Mr Giscard de retour en smiley double face

En septembre 2020, on tombait par hasard sur Mr Giscard et son Pho. Un premier titre qui posait une ambiance, un style qui nous touchait autant par sa sincérité que par sons sens du groove immédiat. 2021, on a continué à suivre et aimer le bonhomme, tant est si bien que son titre Pas Personnel, et son EP Sensibilité, s’est facilement classé parmi les meilleures productions de l’année. Alors forcément, quand son retour a été annoncé, l’impatience est montée en nous et autant dire qu’on est pas déçu puisque ce double single, JVP et Carla, continue de tracer la route particulière de ce grand enfant qui nous fait danser.

C’est parfois dans la simplicité qu’on trouve le plus de vérité. Pas besoin de grands discours, d’une pochette trop élaborée ou d’un budget qui explose tout : parfois tout tient dans un bon smiley. Trois signes qui racontent une histoire et qui au final définissent tout un projet, voilà ce que l’on voit dans la pochette du double single de Mr Giscard.

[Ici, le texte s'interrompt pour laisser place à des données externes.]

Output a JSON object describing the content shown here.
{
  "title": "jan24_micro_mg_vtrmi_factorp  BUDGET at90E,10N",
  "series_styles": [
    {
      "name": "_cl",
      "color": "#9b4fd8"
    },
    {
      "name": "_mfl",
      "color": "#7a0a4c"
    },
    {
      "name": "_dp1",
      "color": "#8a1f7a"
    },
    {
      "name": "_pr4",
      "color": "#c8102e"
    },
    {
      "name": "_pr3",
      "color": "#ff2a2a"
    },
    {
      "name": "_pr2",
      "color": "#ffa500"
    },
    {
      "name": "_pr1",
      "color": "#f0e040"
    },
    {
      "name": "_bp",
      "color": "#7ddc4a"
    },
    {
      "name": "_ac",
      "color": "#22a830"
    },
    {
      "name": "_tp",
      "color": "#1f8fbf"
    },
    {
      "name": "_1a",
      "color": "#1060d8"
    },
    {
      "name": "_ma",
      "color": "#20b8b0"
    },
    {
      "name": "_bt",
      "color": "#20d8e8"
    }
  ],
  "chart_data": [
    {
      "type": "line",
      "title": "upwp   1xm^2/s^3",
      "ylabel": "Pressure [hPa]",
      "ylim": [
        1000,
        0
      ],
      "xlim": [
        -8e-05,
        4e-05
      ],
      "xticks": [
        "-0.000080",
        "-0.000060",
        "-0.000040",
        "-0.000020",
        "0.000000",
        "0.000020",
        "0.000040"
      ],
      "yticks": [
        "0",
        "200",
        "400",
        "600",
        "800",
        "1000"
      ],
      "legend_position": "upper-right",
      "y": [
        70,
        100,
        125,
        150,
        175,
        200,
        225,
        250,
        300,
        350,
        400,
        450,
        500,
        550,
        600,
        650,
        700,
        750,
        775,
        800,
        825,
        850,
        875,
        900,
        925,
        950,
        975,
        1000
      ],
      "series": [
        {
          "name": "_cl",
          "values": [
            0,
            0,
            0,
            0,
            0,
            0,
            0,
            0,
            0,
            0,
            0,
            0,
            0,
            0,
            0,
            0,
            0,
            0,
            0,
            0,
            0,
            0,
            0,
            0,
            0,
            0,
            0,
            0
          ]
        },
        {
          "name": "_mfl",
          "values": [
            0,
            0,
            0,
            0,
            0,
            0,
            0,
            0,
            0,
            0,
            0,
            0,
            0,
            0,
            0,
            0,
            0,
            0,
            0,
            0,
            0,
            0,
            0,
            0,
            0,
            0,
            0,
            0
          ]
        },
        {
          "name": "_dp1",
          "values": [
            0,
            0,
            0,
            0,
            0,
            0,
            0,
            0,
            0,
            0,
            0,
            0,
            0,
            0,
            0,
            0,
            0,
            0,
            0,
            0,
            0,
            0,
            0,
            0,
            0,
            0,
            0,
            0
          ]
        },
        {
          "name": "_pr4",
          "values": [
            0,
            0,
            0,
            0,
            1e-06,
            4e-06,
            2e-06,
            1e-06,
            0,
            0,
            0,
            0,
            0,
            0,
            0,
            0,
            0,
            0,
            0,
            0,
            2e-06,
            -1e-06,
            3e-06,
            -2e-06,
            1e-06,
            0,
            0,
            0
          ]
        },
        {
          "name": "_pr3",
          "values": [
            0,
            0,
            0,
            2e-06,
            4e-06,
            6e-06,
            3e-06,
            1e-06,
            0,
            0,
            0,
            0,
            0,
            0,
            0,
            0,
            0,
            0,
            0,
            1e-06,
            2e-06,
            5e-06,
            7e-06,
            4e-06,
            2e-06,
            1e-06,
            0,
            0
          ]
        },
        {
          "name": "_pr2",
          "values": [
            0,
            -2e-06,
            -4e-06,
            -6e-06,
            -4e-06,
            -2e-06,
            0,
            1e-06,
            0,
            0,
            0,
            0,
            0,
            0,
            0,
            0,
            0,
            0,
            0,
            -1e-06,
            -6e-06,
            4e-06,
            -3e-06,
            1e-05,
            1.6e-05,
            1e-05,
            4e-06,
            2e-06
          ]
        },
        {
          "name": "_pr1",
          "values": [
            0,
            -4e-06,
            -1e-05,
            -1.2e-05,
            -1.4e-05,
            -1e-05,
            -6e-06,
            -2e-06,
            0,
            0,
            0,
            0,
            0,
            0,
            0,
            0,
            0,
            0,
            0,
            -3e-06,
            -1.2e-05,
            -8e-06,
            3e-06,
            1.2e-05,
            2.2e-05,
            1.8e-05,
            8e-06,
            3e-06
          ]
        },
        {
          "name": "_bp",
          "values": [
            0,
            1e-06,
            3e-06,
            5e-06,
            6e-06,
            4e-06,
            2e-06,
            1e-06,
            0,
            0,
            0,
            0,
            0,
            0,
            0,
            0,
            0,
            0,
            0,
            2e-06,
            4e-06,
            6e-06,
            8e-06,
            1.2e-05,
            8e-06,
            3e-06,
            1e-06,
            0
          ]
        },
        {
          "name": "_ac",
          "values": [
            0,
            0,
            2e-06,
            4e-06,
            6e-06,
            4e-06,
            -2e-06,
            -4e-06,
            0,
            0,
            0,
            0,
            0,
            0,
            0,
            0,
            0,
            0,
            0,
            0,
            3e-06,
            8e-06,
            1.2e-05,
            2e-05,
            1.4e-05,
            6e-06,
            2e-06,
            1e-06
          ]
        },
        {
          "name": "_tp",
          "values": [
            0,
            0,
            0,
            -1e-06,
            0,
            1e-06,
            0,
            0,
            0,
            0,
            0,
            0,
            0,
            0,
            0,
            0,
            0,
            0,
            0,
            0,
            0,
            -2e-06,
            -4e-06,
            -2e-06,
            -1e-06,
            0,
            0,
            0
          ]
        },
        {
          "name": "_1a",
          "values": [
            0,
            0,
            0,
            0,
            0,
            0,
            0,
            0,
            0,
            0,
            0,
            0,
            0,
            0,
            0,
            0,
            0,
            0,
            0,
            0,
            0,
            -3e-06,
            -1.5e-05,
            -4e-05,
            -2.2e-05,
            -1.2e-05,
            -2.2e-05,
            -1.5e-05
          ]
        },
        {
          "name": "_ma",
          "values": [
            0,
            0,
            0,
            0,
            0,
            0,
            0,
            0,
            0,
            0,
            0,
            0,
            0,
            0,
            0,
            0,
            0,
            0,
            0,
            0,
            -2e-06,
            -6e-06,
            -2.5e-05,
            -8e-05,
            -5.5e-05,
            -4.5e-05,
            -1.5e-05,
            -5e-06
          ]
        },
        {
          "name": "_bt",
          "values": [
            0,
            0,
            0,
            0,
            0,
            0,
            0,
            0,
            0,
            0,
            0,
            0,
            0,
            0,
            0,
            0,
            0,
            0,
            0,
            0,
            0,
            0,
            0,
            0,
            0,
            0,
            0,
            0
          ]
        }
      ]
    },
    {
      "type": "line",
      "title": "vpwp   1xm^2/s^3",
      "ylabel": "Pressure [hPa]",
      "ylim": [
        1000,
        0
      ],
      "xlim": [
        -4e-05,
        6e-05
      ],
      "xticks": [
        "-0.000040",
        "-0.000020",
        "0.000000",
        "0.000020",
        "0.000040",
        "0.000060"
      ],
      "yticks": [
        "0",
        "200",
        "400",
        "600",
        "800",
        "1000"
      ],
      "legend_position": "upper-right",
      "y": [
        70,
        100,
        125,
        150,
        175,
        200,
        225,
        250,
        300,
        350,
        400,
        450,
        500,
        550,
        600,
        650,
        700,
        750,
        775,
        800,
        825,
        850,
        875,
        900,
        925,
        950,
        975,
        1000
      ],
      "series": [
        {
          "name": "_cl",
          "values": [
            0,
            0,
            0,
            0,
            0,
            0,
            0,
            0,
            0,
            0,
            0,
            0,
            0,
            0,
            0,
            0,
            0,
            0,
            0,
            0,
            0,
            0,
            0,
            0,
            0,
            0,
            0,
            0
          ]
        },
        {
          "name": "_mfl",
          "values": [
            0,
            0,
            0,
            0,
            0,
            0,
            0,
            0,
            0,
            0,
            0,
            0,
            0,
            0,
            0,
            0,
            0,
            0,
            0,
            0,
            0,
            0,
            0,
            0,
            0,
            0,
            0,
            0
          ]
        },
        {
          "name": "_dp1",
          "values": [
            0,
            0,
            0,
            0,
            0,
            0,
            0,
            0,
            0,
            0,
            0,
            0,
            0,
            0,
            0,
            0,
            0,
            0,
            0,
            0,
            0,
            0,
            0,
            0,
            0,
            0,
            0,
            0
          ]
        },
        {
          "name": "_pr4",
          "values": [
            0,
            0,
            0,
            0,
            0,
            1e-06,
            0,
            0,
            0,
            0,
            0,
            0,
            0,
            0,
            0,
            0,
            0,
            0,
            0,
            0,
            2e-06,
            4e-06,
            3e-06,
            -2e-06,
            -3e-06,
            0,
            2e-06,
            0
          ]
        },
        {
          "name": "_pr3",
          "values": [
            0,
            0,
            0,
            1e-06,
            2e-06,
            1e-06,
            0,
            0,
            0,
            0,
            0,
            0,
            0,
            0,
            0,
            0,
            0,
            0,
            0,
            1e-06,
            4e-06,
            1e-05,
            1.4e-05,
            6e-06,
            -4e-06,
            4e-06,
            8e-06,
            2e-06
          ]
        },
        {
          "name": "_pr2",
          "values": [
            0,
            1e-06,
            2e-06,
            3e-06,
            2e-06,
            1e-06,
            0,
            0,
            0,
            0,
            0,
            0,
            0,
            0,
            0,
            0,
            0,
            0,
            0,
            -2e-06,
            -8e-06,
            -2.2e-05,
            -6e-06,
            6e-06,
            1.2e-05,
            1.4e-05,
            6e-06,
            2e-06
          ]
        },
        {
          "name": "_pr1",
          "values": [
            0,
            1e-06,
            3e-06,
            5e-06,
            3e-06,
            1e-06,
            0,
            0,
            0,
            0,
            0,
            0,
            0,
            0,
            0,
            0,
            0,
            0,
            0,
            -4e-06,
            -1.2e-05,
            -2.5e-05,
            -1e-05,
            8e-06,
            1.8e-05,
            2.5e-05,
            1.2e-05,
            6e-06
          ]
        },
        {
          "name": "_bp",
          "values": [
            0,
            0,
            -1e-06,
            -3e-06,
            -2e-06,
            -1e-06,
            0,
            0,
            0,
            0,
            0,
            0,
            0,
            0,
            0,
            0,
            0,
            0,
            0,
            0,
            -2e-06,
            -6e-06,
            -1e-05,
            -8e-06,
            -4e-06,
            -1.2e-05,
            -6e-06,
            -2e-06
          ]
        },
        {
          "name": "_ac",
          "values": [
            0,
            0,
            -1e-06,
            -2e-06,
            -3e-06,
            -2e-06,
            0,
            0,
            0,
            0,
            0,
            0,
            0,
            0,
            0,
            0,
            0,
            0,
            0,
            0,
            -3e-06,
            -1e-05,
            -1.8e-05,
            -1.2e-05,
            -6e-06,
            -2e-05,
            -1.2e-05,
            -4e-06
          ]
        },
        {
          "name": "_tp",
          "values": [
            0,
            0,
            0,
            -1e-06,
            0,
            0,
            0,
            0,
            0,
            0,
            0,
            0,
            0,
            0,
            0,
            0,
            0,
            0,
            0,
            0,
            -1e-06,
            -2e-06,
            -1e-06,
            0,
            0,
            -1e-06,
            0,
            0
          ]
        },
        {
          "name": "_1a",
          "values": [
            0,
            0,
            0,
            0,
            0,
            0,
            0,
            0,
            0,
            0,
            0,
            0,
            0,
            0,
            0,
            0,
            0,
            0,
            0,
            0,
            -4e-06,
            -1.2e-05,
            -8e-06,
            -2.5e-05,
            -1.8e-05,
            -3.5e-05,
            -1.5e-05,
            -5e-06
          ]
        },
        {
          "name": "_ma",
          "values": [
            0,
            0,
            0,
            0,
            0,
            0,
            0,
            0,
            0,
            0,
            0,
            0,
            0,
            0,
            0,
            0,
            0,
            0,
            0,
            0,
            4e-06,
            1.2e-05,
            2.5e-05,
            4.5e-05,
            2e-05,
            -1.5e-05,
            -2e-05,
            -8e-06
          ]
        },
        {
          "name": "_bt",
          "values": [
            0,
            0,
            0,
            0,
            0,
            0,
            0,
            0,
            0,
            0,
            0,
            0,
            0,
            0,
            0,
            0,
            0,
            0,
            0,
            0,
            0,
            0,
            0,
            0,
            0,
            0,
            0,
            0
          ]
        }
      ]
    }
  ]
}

Une capture d’écran de téléphone, un horaire tardif, une batterie qui se barre et ce petit truc fait de points et d’une parenthèse qui nous dit simplement que la vie est comme on la prend : soit en tirant la gueule, soit en souriant, tout dépend de quel côté tu tournes ton écran.

Une petite blague ? Vraiment ? Pour nous, l’idée est bien plus maligne que ça, elle colle parfaitement à ce qui fait la sève de la musique de Mr Giscard : ce côté aigre-doux, de la douceur avec une pointe de brutalité, de la tendresse avec un soupçon de vulgarité : voilà la cette qu’il s’emploie à nous servir depuis son premier titre.

JVP et Carla ne font pas exception à la règle, on y retrouve cette même indolence, ce petit truc de la flemme qui vont le faire détester par certains et qui nous poussent à tant l’adore. On voit encore ce son de guitare si distinctif et cette manière assez frontale de parler du cul et de la vie, des tourments que tous ressentent et vivent. Mais, parce qu’il y a toujours un mais, la formule ne se contente pas de la redite, elle évolue, s’affine et tend vers plus.

Ainsi, si il garde des accents POP et DIY, Mr Giscard nous entraine sur des territoires plus brésilien, proche de la bossa, des rythmes contagieux et dansants face auxquels il est très difficile de résister. Dès la premier écoute de JVP, le petit miracle se reproduit, on a envie d’y revenir encore et encore. Une drogue douce qui ne fera de mal à personne. Même constat pour la superbe Carla qu’on reprend presque machinalement en chœur.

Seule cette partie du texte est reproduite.